The mountainous province of Son La is among Vietnam’s most beautiful. South of Sapa and next to the Laotian border, Son La’s peaks are the easternmost extension of the Himalayas.
Largely untouched by the bustling development only a few hundred kilometres away in Hanoi, the clocks move slowly in Son La. Unlike neighbouring Sapa, tourism is non-existent.
Son La’s isolation has made it among the poorest regions of Vietnam. With a 2015 poverty rate of 29.4 percent according to government statistics (the national average is 9.8 percent), the ethnic minorities who inhabit the mountains grow corn for pig feed in rocky soil up the slopes for as little as US$15 a month.
Basic services are lacking, with many local Muong and Black Tai locals unable to speak Vietnamese. Apart from agriculture, the local economy is mostly non-existent.

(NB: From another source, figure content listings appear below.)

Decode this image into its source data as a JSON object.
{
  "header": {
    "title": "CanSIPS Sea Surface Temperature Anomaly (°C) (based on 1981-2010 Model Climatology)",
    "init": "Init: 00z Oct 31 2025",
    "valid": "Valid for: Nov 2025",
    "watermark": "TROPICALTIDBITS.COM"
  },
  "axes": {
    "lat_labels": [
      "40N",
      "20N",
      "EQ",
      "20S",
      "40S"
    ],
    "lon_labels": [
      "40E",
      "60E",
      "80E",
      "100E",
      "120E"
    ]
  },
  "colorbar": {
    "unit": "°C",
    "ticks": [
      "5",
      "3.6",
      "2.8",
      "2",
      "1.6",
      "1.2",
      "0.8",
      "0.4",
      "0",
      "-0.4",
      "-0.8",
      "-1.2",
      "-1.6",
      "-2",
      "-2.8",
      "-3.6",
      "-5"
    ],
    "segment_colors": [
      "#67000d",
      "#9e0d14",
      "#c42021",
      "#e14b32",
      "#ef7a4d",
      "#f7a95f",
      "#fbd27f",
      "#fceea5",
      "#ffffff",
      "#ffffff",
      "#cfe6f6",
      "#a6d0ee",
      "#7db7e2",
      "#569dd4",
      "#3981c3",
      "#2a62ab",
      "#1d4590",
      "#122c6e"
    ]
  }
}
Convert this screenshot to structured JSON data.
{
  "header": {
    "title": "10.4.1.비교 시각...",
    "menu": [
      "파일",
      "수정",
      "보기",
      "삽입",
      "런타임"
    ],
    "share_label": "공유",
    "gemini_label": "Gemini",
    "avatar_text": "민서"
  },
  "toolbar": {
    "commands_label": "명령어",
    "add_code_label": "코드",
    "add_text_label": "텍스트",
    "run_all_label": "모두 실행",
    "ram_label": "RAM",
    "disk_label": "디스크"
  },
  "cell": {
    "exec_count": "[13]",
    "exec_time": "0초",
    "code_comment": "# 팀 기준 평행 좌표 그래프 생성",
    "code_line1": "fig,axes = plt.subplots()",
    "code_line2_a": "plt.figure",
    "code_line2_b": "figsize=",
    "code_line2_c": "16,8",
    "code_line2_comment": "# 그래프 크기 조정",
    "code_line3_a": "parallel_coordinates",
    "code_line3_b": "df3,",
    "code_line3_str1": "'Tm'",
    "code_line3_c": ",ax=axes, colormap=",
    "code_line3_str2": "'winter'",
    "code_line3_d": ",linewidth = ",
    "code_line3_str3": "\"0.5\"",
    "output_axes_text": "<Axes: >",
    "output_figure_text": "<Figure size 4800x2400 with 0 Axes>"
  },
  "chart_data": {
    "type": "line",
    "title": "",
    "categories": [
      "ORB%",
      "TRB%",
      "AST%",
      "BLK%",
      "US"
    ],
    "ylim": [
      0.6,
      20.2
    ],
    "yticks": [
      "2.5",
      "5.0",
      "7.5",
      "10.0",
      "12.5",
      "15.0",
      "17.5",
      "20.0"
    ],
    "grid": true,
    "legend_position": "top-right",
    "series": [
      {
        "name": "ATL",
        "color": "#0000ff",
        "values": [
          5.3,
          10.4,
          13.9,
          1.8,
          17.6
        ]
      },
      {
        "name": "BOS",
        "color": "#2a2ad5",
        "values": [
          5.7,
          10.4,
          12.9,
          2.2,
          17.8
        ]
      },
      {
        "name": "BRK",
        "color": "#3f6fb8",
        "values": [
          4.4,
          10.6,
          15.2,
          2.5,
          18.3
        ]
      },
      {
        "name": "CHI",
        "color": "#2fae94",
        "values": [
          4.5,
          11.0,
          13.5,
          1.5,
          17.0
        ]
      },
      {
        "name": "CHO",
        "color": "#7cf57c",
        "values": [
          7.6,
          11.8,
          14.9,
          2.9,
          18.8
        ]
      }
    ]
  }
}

While the area has had some basic support — such as doctor visits — from a nearby Australian-owned aluminium mine, the mineral resources have been depleted and the company is closing shop.
“What was once bad will become much worse,” says Anita Hummel, founder of the charity Project Sprouts, which distributes school supplies in the area.
Since 2014, Hummel and her team have made regular visits to the remote communities of Vietnam’s far northwest in Son La with supplies for a community left behind by the nation’s fast growth.
Their main donations are supplies for the state schools. While the schools theoretically take students through the national curriculum, resources are slim for teachers and students alike.
“A teacher will get something like one pack of pens, one ream of paper, one box of chalk for the whole year,” says Hummel.
Nada Louw, president of Sprouts, said the schools were little more than a hollow building. She recalled one school that had 175 students but no toilet.
These students, however, are the lucky ones as many don’t have the chance to study. Separated from the state safety net provided at the schools, the ones not at school are the hardest to reach. Hummel said Sprouts does their best to give these children warm clothing for the harsh winters in the mountains.
She recalled one time she was temporarily forced to turn away a group of siblings who tried to get blankets with the students.
“The kids were lining up there in the cold shivering with just flip-flops on… but we only had enough blankets for the kids in school,” says Hummel.
After finding the children some blankets, Hummel asked the girl leading the children where they had come from.
“One little girl walked 25km from her home town, with her little brother on her back. She had to leave school at age nine years old to help her parents out in the fields, and she said every day she dreams of going to school,” says Hummel.
Working with limited resources, Offner says they did their best to at least supply the schools while helping other children as far as they were able.
“We’re going to help the kids, we know we can at least help the ones in school, and if we can help some of the others, we will,” she says.
Sprouts relies on donations from Hanoi — they are currently trying to collect 750 jackets in a drive. All clothing items are accepted, with what they can’t donate being sold on the streets to raise funds.
Time and energy is also accepted, with volunteers with knitting skills encouraged to make winter hats.
“It’s not just money we’re looking for. If they don’t have the money they can use their skills,” explains Offner.
“Some people have time, some people have skills, and some people have money,” she says.
Trips, however, will become increasingly difficult. With the mine closed, the volunteers won’t be able to sleep in the mine facilities, and roads will fall into disrepair, leaving the communities more isolated than ever.
More crucially, the villages have now lost all their non-farming jobs.
“Life was getting better, now it’s all being taken away,” says Offner.